Dotcom, who is on bail in New Zealand as US authorities seek his extradition in the world's biggest copyright case, said he invented "two-factor authentication", which many major sites have adopted as a security feature.
Twitter became the latest major player to introduce the measure on Wednesday following a series of cyber-attacks which saw hackers take over the accounts of high-profile targets such as media organizations and send out fake tweets.
"Twitter introduces Two-Step-Authentication. Using my invention. But they won't even verify my Twitter account?!," Dotcom tweeted.
To back his claim, the 39-year-old posted a US patent describing the authentication process filed in 1998 by Kim Schmitz—Dotcom's name before he legally changed it—and published in 2000.
Dotcom said he had never sought to enforce copyright on his invention but was now reconsidering in light of the US case accusing him of masterminding massive online piracy through his now-defunct Megaupload file-sharing site.
"I never sued them. I believe in sharing knowledge & ideas for the good of society.
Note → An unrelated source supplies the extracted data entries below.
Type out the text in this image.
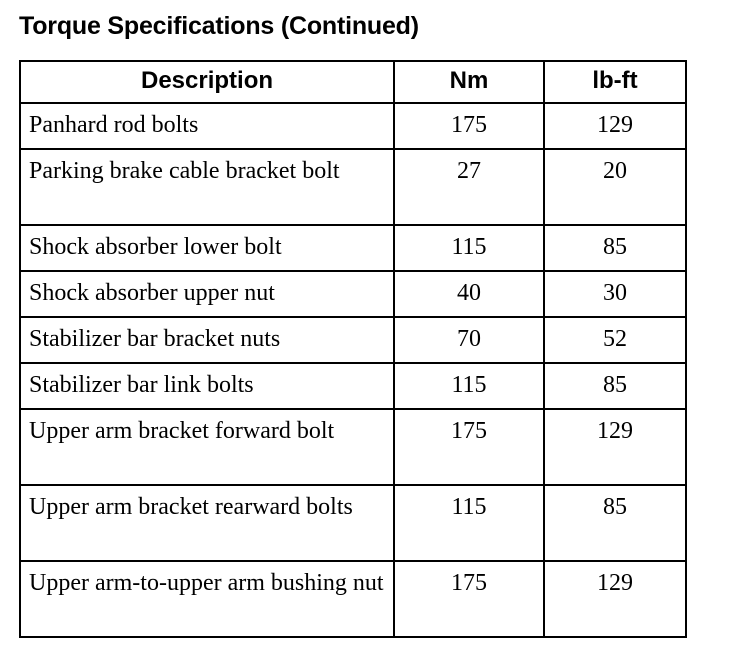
Torque Specifications (Continued)
Description	Nm	lb-ft
Panhard rod bolts	175	129
Parking brake cable bracket bolt	27	20
Shock absorber lower bolt	115	85
Shock absorber upper nut	40	30
Stabilizer bar bracket nuts	70	52
Stabilizer bar link bolts	115	85
Upper arm bracket forward bolt	175	129
Upper arm bracket rearward bolts	115	85
Upper arm-to-upper arm bushing nut	175	129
But I might sue them now cause of what the U.S. did to me," he said.
However, he said a more productive approach would be if the tech giants helped cover his legal bills to fight prosecution under the Digital Millennium Copyright Act (DCMA), which he estimated would exceed US$50 million.
"Google, Facebook, Twitter, I ask you for help. We are all in the same DMCA boat. Use my patent for free. But please help fund my defense," he tweeted.
"All of our assets are still frozen without trial. Defending our case will cost US$50M+. I want to fight to the end because we are innocent."
The authentication process works by sending a text message containing a verification code to the user's mobile phone when they login, which must be entered to gain access to the account.
The US Justice Department and FBI want Dotcom to face charges of racketeering, fraud, money-laundering and copyright theft in a US court, which could see him jailed for up to 20 years.
He denies US allegations the Megaupload sites netted more than US$175 million in criminal proceeds and cost copyright owners more than US$500 million by offering pirated copies of movies, TV shows and other content.
The German national is free on bail ahead of an extradition hearing scheduled for August and launched a successor to Megaupload called Mega in January this year.